Building a model for shot effectivity of the great Kobe Bryant.
Intro
I was looking for a nice dataset to practice my feature engineering and modelling skills in python when I came across the complete set of Kobe Bryant shots in the NBA in Kaggle. Being a long time NBA (and Kobe in particular) fan, I could not resist.
The task here is to explore this beautiful dataset, identify what features affect the probability of making the shot and build a classification model to predict the shot outcome.
I will use these libraries:
- pandas for feature engineering
- seaborn for visualization
- sklearn for modelling
Let’s start!
Data loading
import os
import numpy as np
import matplotlib
import matplotlib.pyplot as plt
import pandas as pd
import seaborn as sns
plt.style.use('seaborn')
sns.set_context('paper', font_scale=2)
folder = r'./kobe-bryant-shot-selection/'
data = pd.read_csv(folder + 'data.csv')
data.info()
<class 'pandas.core.frame.DataFrame'>
RangeIndex: 30697 entries, 0 to 30696
Data columns (total 25 columns):
action_type 30697 non-null object
combined_shot_type 30697 non-null object
game_event_id 30697 non-null int64
game_id 30697 non-null int64
lat 30697 non-null float64
loc_x 30697 non-null int64
loc_y 30697 non-null int64
lon 30697 non-null float64
minutes_remaining 30697 non-null int64
period 30697 non-null int64
playoffs 30697 non-null int64
season 30697 non-null object
seconds_remaining 30697 non-null int64
shot_distance 30697 non-null int64
shot_made_flag 25697 non-null float64
shot_type 30697 non-null object
shot_zone_area 30697 non-null object
shot_zone_basic 30697 non-null object
shot_zone_range 30697 non-null object
team_id 30697 non-null int64
team_name 30697 non-null object
game_date 30697 non-null object
matchup 30697 non-null object
opponent 30697 non-null object
shot_id 30697 non-null int64
dtypes: float64(3), int64(11), object(11)
memory usage: 5.9+ MB
Lots of features here, let’s try to identify which ones we actually need and whether there are any redundancies.
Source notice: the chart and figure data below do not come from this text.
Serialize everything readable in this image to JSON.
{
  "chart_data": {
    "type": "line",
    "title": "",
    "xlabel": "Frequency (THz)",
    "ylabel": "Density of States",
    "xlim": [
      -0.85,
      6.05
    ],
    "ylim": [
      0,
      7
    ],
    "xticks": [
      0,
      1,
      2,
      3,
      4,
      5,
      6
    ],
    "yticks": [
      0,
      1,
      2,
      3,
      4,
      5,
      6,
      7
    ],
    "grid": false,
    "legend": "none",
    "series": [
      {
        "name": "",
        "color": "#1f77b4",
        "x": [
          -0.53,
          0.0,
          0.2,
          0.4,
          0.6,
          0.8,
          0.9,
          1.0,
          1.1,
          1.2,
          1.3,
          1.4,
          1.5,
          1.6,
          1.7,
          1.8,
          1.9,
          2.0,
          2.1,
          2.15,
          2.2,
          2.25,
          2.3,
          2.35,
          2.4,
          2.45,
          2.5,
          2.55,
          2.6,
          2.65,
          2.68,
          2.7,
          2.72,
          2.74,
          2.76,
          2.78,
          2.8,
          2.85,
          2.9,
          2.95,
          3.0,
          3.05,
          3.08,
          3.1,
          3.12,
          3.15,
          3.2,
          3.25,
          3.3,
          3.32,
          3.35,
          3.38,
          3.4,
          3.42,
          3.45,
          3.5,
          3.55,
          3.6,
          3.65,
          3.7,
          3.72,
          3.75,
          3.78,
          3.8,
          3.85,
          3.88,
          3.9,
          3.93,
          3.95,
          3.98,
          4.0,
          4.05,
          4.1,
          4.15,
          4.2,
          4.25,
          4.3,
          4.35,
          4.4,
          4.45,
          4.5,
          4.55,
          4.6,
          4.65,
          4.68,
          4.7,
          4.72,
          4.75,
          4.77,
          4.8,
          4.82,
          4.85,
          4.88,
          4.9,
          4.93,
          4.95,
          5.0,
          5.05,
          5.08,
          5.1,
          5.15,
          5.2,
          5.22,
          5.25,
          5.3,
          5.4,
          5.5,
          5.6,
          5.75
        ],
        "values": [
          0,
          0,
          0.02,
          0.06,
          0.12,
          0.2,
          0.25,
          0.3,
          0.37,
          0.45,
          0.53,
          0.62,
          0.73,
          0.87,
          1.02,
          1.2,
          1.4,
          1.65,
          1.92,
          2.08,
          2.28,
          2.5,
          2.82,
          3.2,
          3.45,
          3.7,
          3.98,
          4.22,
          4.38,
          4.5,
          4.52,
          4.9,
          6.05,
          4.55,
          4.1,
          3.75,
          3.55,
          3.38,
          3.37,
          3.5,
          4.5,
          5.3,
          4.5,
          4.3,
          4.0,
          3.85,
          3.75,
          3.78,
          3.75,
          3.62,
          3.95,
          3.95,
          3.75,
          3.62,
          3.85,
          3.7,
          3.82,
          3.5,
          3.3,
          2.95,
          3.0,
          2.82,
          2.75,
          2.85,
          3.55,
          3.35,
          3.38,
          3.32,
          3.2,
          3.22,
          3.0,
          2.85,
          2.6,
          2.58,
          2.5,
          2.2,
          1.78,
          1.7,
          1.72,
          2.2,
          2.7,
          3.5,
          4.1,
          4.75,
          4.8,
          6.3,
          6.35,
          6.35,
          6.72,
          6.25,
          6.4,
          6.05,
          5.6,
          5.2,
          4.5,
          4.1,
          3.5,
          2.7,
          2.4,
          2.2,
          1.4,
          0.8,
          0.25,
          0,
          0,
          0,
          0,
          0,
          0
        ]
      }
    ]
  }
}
Let’s plot the successfull and missed shots side by side. Here I followed this guide for the overlap with the court layout.
f, (ax1, ax2) = plt.subplots(1, 2, figsize=(15, 15))
court = plt.imread(folder + "fullcourt.png")
court = np.transpose(court, (1, 0, 2))
made = data[data['shot_made_flag'] == 1]
ax1.imshow(court, zorder=0, extent=[-250, 250, 0, 940])
ax1.scatter(made['loc_x'], made['loc_y'] + 52.5, s=5, alpha=0.4)
ax1.set(xlim=[-275, 275], ylim=[-25, 400], aspect=1)
ax1.set_title('Done')
ax1.get_yaxis().set_visible(False)
ax1.get_xaxis().set_visible(False)
missed = data[data['shot_made_flag'] == 0]
ax2.imshow(court, zorder=0, extent=[-250, 250, 0, 940])
ax2.scatter(missed['loc_x'], missed['loc_y'] + 52.5, s=5, color='red', alpha=0.2)
ax2.set(xlim=[-275, 275], ylim=[-25, 400], aspect=1)
ax2.set_title('Missed')
ax2.get_yaxis().set_visible(False)
ax2.get_xaxis().set_visible(False)
f.gca().set_aspect('equal')
f.subplots_adjust(hspace=0)
plt.show()
They look nice but not too informative. I am interested in the areas where Kobe’s effectivity is above and below his average, so let’s try plotting that. We will need to group shots in small areas and take the mean in each one.
data['loc_x_step'] = pd.cut(data['loc_x'], np.linspace(-250, 250, 40))
data['loc_y_step'] = pd.cut(data['loc_y'], np.linspace(0, 470, 40))
steps_count = data.groupby(['loc_y_step', 'loc_x_step'])['shot_made_flag'].count().unstack()
grouped = data.groupby(['loc_y_step', 'loc_x_step'])['shot_made_flag'].mean().unstack()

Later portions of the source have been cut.